Tepid September Jobs Report Still Has Upside for Commercial Real Estate Industry

WASHINGTON, D.C. — The Federal Reserve’s recent decision to delay any increase in short-term interest rates appears to have been the correct call in hindsight based on last Friday’s disappointing news that total U.S. nonfarm payroll employment increased by only 142,000 in September, says economist Robert Bach.

But the lackluster September jobs report released by the U.S. Bureau of Labor Statistics (BLS) also complicates the Fed’s task of communicating its plans to the financial markets, adds Bach, director of research for the Americas at Newmark Grubb Knight Frank.

“Fed Chairman Janet Yellen recently stated she thought the Fed might still raise interest rates this year, but that is less plausible if the economy remains in a soft patch,” explains Bach.

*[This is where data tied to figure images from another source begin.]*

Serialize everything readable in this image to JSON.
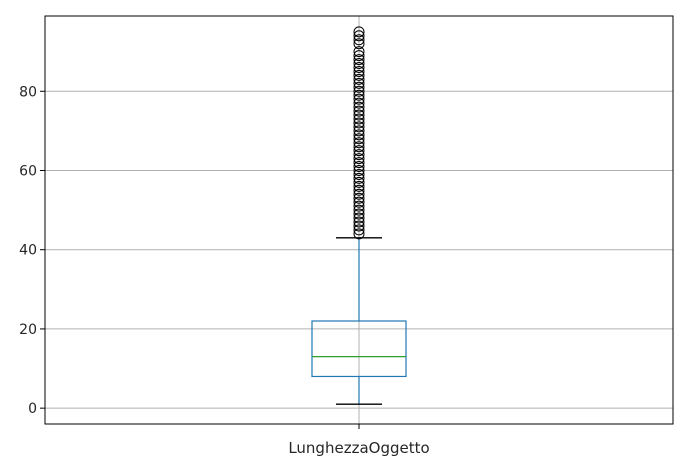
{
  "chart_data": {
    "type": "box",
    "title": "",
    "xlabel": "",
    "ylabel": "",
    "categories": [
      "LunghezzaOggetto"
    ],
    "boxes": [
      {
        "name": "LunghezzaOggetto",
        "whisker_low": 1,
        "q1": 8,
        "median": 13,
        "q3": 22,
        "whisker_high": 43,
        "outliers": [
          44,
          45,
          46,
          47,
          48,
          49,
          50,
          51,
          52,
          53,
          54,
          55,
          56,
          57,
          58,
          59,
          60,
          61,
          62,
          63,
          64,
          65,
          66,
          67,
          68,
          69,
          70,
          71,
          72,
          73,
          74,
          75,
          76,
          77,
          78,
          79,
          80,
          81,
          82,
          83,
          84,
          85,
          86,
          87,
          88,
          89,
          90,
          92,
          93,
          94,
          95
        ]
      }
    ],
    "ylim": [
      -4,
      99
    ],
    "yticks": [
      0,
      20,
      40,
      60,
      80
    ],
    "ytick_labels": [
      "0",
      "20",
      "40",
      "60",
      "80"
    ],
    "grid": true,
    "colors": {
      "box": "#1f77b4",
      "median": "#2ca02c",
      "whisker_cap": "#000000",
      "outlier": "#000000",
      "grid": "#b0b0b0",
      "axes": "#000000"
    }
  }
}
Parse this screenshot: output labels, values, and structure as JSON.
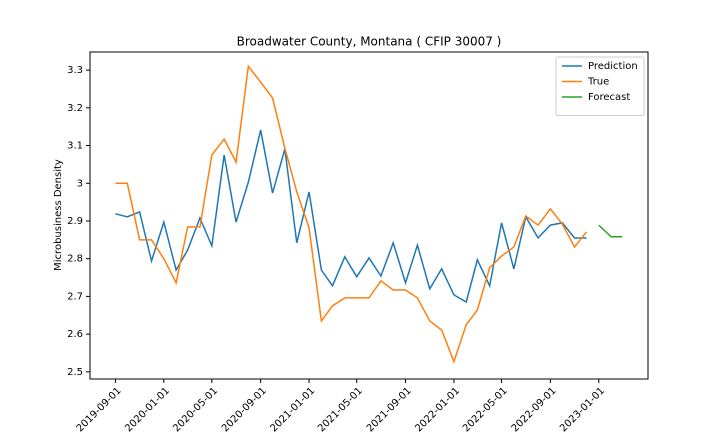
{
  "chart_data": {
    "type": "line",
    "title": "Broadwater County, Montana ( CFIP 30007 )",
    "y_label": "Microbusiness Density",
    "x": [
      "2019-09-01",
      "2019-10-01",
      "2019-11-01",
      "2019-12-01",
      "2020-01-01",
      "2020-02-01",
      "2020-03-01",
      "2020-04-01",
      "2020-05-01",
      "2020-06-01",
      "2020-07-01",
      "2020-08-01",
      "2020-09-01",
      "2020-10-01",
      "2020-11-01",
      "2020-12-01",
      "2021-01-01",
      "2021-02-01",
      "2021-03-01",
      "2021-04-01",
      "2021-05-01",
      "2021-06-01",
      "2021-07-01",
      "2021-08-01",
      "2021-09-01",
      "2021-10-01",
      "2021-11-01",
      "2021-12-01",
      "2022-01-01",
      "2022-02-01",
      "2022-03-01",
      "2022-04-01",
      "2022-05-01",
      "2022-06-01",
      "2022-07-01",
      "2022-08-01",
      "2022-09-01",
      "2022-10-01",
      "2022-11-01",
      "2022-12-01",
      "2023-01-01",
      "2023-02-01",
      "2023-03-01"
    ],
    "series": [
      {
        "name": "Prediction",
        "color": "#1f77b4",
        "values": [
          2.919,
          2.911,
          2.924,
          2.794,
          2.897,
          2.77,
          2.823,
          2.908,
          2.834,
          3.075,
          2.897,
          3.003,
          3.141,
          2.974,
          3.091,
          2.842,
          2.977,
          2.77,
          2.728,
          2.805,
          2.752,
          2.802,
          2.754,
          2.842,
          2.736,
          2.836,
          2.72,
          2.773,
          2.704,
          2.685,
          2.797,
          2.728,
          2.895,
          2.773,
          2.911,
          2.855,
          2.889,
          2.895,
          2.855,
          2.855,
          null,
          null,
          null
        ]
      },
      {
        "name": "True",
        "color": "#ff7f0e",
        "values": [
          3.0,
          3.0,
          2.85,
          2.85,
          2.8,
          2.736,
          2.884,
          2.884,
          3.075,
          3.117,
          3.056,
          3.31,
          3.268,
          3.226,
          3.093,
          2.977,
          2.882,
          2.635,
          2.675,
          2.696,
          2.696,
          2.696,
          2.741,
          2.717,
          2.717,
          2.696,
          2.635,
          2.611,
          2.527,
          2.625,
          2.664,
          2.776,
          2.807,
          2.831,
          2.913,
          2.889,
          2.932,
          2.892,
          2.831,
          2.871,
          null,
          null,
          null
        ]
      },
      {
        "name": "Forecast",
        "color": "#2ca02c",
        "values": [
          null,
          null,
          null,
          null,
          null,
          null,
          null,
          null,
          null,
          null,
          null,
          null,
          null,
          null,
          null,
          null,
          null,
          null,
          null,
          null,
          null,
          null,
          null,
          null,
          null,
          null,
          null,
          null,
          null,
          null,
          null,
          null,
          null,
          null,
          null,
          null,
          null,
          null,
          null,
          null,
          2.889,
          2.858,
          2.858
        ]
      }
    ],
    "xlim": [
      "2019-06-29",
      "2023-05-05"
    ],
    "xticks": [
      "2019-09-01",
      "2020-01-01",
      "2020-05-01",
      "2020-09-01",
      "2021-01-01",
      "2021-05-01",
      "2021-09-01",
      "2022-01-01",
      "2022-05-01",
      "2022-09-01",
      "2023-01-01"
    ],
    "ylim": [
      2.481,
      3.348
    ],
    "yticks": [
      2.5,
      2.6,
      2.7,
      2.8,
      2.9,
      3.0,
      3.1,
      3.2,
      3.3
    ],
    "legend": "upper right",
    "grid": false
  }
}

The Federal Reserve’s target for the fed funds rate — the interest rate at which banks and other depository institutions lend to each other on an overnight basis — has been between 0 and 0.25 percent since December 2008. The fed funds rate serves as a baseline for other interest rates.

Robert Bach, Newmark Grubb Knight Frank

Robert Bach, Newmark Grubb Knight Frank

Ryan Severino, senior economist and director of research at New York-based Reis, says that based on the latest jobs data “we are probably looking at December, if not 2016,” before the Fed raises short-term interest rates.

Is that good news for borrowers? “The easy answer is to say ‘yes’ because rates might be lower, but not raising rates hurts confidence as well,” says Severino.

The Upside
The combination of steady but unspectacular job growth and measured construction activity supports tighter leasing market fundamentals, which is good news for commercial real estate.

“Interest rates are likely to remain low a while longer, making commercial property attractive to yield-hungry investors,” emphasizes Bach.

September’s net gain of 142,000 payroll jobs, including 118,000 in the private sector, is well below the 200,000 jobs forecasted in Bloomberg’s survey of economists. In addition, the July and August employment totals were revised lower by a combined 59,000 jobs.

“I was more than a little surprised. I had forecast 190,000 net new payroll jobs in September,” says Bach. “The labor market has decelerated in the last two months, a victim of slowing global growth and the strong dollar.”

Severino also was surprised by the tepid September jobs report, especially the downward revisions to the July and August totals. “That wasn’t expected,” he says.

Shopping Centers Are Big Winners
The job sectors important to commercial real estate have held up reasonably well, emphasizes Bach. Retail and food services, for example, added a combined 44,400 jobs last month, on par with the category’s six-month average, as job creation, rising home prices and low gas prices supported consumer spending, says Bach.

Office employment — professional and business services, financial activities and information — performed reasonably well, gaining 43,000 jobs in September, although the sector was about 20,000 shy of its six-month average.

Severino says it is encouraging to see solid job growth in the professional and business services segment. “Those are the better-quality jobs that we need to keep creating in order to keep the economy and real estate going.”

While industrial employment was weighed down by the loss of manufacturing jobs, the growth of retail and e-commerce trade is supporting demand for distribution centers, according to Bach.

The leisure and hospitality sector added 35,000 jobs in September, while professional and business services gained 31,000. Meanwhile, education and health services added 29,000 jobs, and retailers created 23,700 new positions.

Some softness in certain job sectors was also evident in the latest figures. Mining shed 12,000 jobs last month, as energy prices continued to languish, Bach points out. Manufacturing lost 9,000 jobs, a victim of the strong dollar and weak exports.

Construction, however, reported employment gains of 8,000, slightly above its six-month average and a sign of strength in the housing and commercial property sectors.

Other Noteworthy Trends
Wage growth remained mired in its post-recession rut in September, with no change last month and a tepid gain of 2.2 percent over the past year.

The unemployment rate was unchanged at 5.1 percent, but the decline in the labor force more than offset a decline in the number of people working. The U-6 rate, a better measure of slack in the labor force, fell from 10.3 percent to 10 percent, its lowest level since May 2008.

The labor force participation rate fell from 62.6 percent to 62.4 percent, a new low for the current cycle and its lowest level since October 1977.

While the September jobs report was an unpleasant surprise to many economists, Severino says the underlying economy remains sound. “Short-term fluctuations like this always occur.”